Tauopathies are a group of neurodegenerative diseases, which include frontotemporal dementia (FTD) and Alzheimer's disease (AD), broadly defined by the development of tau brain aggregates. Both missense and splicing tau mutations can directly cause early onset FTD. Tau protein is a microtubule-associated protein that stabilizes and regulates microtubules, but this function can be disrupted in disease states. One contributing factor is the balance of different tau isoforms, which can be categorized into either three repeat (3R) or four repeat (4R) isoforms based on the number of microtubule-binding repeats that are expressed. Imbalance of 3R and 4R isoforms in either direction can cause FTD and neurodegeneration. There is also increasing evidence that 3R tauopathies such as Pick's disease form tau aggregates predominantly comprised of 3R isoforms and these can present differently from 4R and mixed 3R/4R tauopathies. In this study, multiple mutations in 3R tau were assessed for MT binding properties and prion-like aggregation propensity. Different missense tau mutations showed varying effects on MT binding depending on molecular location and properties. Of the mutations that were surveyed, S356T tau is uniquely capable of prion-like seeded aggregation and forms extensive Thioflavin positive aggregates. This unique prion-like tau strain will be useful to model 3R tau aggregation and will contribute to the understanding of diverse presentations of different tauopathies.
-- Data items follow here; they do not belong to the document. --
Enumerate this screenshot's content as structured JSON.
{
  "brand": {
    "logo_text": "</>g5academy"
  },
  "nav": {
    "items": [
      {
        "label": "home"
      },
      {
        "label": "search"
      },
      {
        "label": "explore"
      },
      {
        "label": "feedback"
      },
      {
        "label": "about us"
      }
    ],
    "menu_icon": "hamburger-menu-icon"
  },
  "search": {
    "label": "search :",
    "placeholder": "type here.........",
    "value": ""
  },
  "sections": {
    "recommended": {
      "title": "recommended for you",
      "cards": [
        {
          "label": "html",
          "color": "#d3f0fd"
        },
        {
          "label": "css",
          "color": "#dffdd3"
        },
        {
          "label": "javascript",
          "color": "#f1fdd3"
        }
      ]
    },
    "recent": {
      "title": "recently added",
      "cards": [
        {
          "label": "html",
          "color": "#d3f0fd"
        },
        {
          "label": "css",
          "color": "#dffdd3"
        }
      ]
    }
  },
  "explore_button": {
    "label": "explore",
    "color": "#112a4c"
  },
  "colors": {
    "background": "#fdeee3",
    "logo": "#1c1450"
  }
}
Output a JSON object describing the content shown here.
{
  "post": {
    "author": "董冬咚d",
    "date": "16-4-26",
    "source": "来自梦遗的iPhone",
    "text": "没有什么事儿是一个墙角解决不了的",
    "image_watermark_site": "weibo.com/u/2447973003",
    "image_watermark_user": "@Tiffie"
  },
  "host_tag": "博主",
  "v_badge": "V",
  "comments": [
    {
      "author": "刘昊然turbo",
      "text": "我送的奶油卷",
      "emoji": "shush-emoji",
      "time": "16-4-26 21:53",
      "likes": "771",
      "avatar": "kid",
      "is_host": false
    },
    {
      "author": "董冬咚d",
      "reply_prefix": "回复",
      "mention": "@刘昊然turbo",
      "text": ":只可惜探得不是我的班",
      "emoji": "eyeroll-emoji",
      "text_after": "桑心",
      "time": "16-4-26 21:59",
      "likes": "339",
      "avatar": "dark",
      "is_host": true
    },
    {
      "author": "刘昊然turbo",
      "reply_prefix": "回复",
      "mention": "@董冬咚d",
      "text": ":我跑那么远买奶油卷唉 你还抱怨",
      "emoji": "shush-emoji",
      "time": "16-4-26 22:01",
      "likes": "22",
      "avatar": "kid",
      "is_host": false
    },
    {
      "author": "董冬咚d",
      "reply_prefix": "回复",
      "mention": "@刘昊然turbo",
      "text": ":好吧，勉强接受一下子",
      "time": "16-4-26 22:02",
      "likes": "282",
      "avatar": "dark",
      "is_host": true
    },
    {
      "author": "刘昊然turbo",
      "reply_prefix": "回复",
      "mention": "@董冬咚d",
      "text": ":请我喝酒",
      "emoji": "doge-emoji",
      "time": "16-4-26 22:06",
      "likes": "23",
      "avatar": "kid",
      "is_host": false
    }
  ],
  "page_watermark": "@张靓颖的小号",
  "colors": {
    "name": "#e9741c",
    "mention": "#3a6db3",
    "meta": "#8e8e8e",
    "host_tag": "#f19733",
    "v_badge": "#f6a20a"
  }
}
Tau Ser208 phosphorylation promotes aggregation and reveals neuropathologic diversity in Alzheimer's disease and other tauopathies.

Tau protein abnormally aggregates in tauopathies, a diverse group of neurologic diseases that includes Alzheimer's disease (AD). In early stages of disease, tau becomes hyperphosphorylated and mislocalized, which can contribute to its aggregation and toxicity. We demonstrate that tau phosphorylation at Ser208 (pSer208) promotes microtubule dysfunction and tau aggregation in cultured cells. Comparative assessment of the epitopes recognized by antibodies AT8, CP13, and 7F2 demonstrates that CP13 and 7F2 are specific for tau phosphorylation at Ser202 and Thr205, respectively, independently of the phosphorylation state of adjacent phosphorylation sites. Supporting the involvement of pSer208 in tau pathology, a novel monoclonal antibody 3G12 specific for tau phosphorylation at Ser208 revealed strong reactivity of tau inclusions in the brains of PS19 and rTg4510 transgenic mouse models of tauopathy. 3G12 also labelled neurofibrillary tangles in brains of patients with AD but revealed differential staining compared to CP13 and 7F2 for other types of tau pathologies such as in neuropil threads and neuritic plaques in AD, tufted astrocytes in progressive supranuclear palsy and astrocytic plaques in corticobasal degeneration. These results support the hypothesis that tau phosphorylation at Ser208 strongly contributes to unique types of tau aggregation and may be a reliable marker for the presence of mature neurofibrillary tangles.